Stanko’s music is extremely difficult to describe, but it is distinctively European, distinctively ECM – often drifting and impressionistic to the point of sounding unstructured, yet never noodley; it’s just that the structure is not obvious. There are melodic leaps across unusual intervals, and the tunes seem to be based on dark scales we’ve never heard before. An early practitioner of free jazz in Europe, Stanko admired Miles Davis, Ornette Coleman, Lester Bowie and Don Cherry, but has long since forged his own identity as a composer and performer. Listening to Stanko, I often feel as if I’m hearing the soundtrack to a Roman Polanski film: Mia Farrow menaced by Satanists, perhaps. And of course, it was Stanko’s long collaboration with Krzysztof Komeda, particularly on the film Rosemary’s Baby, that first brought Stanko to world attention back in the 1960s.

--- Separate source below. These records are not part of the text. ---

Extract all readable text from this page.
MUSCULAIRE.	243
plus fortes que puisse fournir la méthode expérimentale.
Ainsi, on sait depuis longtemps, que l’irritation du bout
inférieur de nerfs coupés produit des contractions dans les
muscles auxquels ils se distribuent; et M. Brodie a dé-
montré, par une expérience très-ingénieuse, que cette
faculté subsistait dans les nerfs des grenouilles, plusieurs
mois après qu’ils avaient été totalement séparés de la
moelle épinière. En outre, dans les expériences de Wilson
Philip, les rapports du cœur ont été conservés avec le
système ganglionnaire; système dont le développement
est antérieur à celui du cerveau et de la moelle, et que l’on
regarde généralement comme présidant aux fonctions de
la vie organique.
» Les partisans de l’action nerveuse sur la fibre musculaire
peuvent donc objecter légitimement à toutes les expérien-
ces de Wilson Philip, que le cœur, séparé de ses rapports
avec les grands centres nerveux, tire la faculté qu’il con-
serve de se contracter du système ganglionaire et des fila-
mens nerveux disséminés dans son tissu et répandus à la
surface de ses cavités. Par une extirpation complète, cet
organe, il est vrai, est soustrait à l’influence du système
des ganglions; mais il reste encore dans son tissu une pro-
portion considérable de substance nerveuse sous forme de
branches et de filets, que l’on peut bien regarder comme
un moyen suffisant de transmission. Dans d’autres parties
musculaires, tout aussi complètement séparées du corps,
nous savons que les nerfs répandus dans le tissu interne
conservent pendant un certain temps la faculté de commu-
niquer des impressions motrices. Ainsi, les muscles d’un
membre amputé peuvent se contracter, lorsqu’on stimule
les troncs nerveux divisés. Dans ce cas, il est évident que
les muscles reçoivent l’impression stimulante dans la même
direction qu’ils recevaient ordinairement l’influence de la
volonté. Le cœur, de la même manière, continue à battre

He has been working with Cuban-born pianist David Virelles and drummer Gerald Cleaver for the last four years, with bassist Reuben Rogers the newest recruit. A slim, diminutive figure beside these three towering young Americans, Stanko was tonight playing material from his new album, December Avenue, which he recorded with them. Virelles is less melodic than the great Marcin Wasilewski, Stanko’s previous long-time pianist, but he is a formidable technician, and has thoroughly absorbed the dramatic, angular style needed to interpret this strange and beautiful music.

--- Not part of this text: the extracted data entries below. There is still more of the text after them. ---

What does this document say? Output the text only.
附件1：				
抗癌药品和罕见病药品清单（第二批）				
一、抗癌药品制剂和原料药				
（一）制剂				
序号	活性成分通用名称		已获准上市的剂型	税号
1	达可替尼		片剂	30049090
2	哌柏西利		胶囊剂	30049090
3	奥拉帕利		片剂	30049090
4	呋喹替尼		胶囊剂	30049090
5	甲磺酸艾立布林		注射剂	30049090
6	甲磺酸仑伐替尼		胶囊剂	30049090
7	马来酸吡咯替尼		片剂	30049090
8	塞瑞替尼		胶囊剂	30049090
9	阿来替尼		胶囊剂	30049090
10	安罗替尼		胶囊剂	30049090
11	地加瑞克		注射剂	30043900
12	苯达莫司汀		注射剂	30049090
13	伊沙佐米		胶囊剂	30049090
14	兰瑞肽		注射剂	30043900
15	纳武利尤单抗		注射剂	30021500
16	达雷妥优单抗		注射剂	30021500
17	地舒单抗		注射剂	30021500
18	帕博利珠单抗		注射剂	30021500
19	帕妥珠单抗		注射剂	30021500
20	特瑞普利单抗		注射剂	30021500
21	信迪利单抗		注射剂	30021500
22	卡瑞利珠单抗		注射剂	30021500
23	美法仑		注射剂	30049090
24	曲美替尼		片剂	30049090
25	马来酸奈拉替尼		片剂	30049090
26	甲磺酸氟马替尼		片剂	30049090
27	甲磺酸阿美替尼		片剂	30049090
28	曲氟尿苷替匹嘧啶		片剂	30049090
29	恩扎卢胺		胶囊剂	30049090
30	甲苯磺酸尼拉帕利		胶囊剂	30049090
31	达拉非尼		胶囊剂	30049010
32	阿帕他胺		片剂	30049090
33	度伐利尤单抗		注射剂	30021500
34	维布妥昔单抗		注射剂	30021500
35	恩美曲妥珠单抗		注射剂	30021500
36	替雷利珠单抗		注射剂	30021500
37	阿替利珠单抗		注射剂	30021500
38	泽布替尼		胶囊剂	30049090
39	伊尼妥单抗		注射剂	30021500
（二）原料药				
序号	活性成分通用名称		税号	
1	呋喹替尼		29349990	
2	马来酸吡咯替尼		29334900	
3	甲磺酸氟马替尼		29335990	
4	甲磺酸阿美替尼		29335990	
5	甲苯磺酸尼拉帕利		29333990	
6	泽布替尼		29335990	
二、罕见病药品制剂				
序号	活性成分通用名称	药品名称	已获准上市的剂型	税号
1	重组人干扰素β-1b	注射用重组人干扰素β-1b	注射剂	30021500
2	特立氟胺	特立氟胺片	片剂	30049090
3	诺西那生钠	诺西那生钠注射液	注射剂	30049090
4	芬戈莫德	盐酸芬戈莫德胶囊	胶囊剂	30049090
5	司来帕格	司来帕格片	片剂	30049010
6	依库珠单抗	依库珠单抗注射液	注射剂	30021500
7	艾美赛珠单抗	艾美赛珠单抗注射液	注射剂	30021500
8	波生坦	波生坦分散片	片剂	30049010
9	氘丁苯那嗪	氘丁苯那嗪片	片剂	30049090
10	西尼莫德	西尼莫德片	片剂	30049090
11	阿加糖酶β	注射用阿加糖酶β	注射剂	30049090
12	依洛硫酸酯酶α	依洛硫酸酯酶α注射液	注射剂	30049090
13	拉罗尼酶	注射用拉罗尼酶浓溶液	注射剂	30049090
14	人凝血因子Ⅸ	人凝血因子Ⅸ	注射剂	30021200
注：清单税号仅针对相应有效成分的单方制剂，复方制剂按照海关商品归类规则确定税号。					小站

The leader made no attempt to grandstand, but was generous in the amount of time and space he ceded to the band. Virelles played some wild, turbulent solos, whilst Rogers was more stately and tuneful. After 1¼ hours of sublime music, Stanko introduced the band and walked off, returning to play a sweet and gorgeous encore ballad that, for me, was the best thing of the night.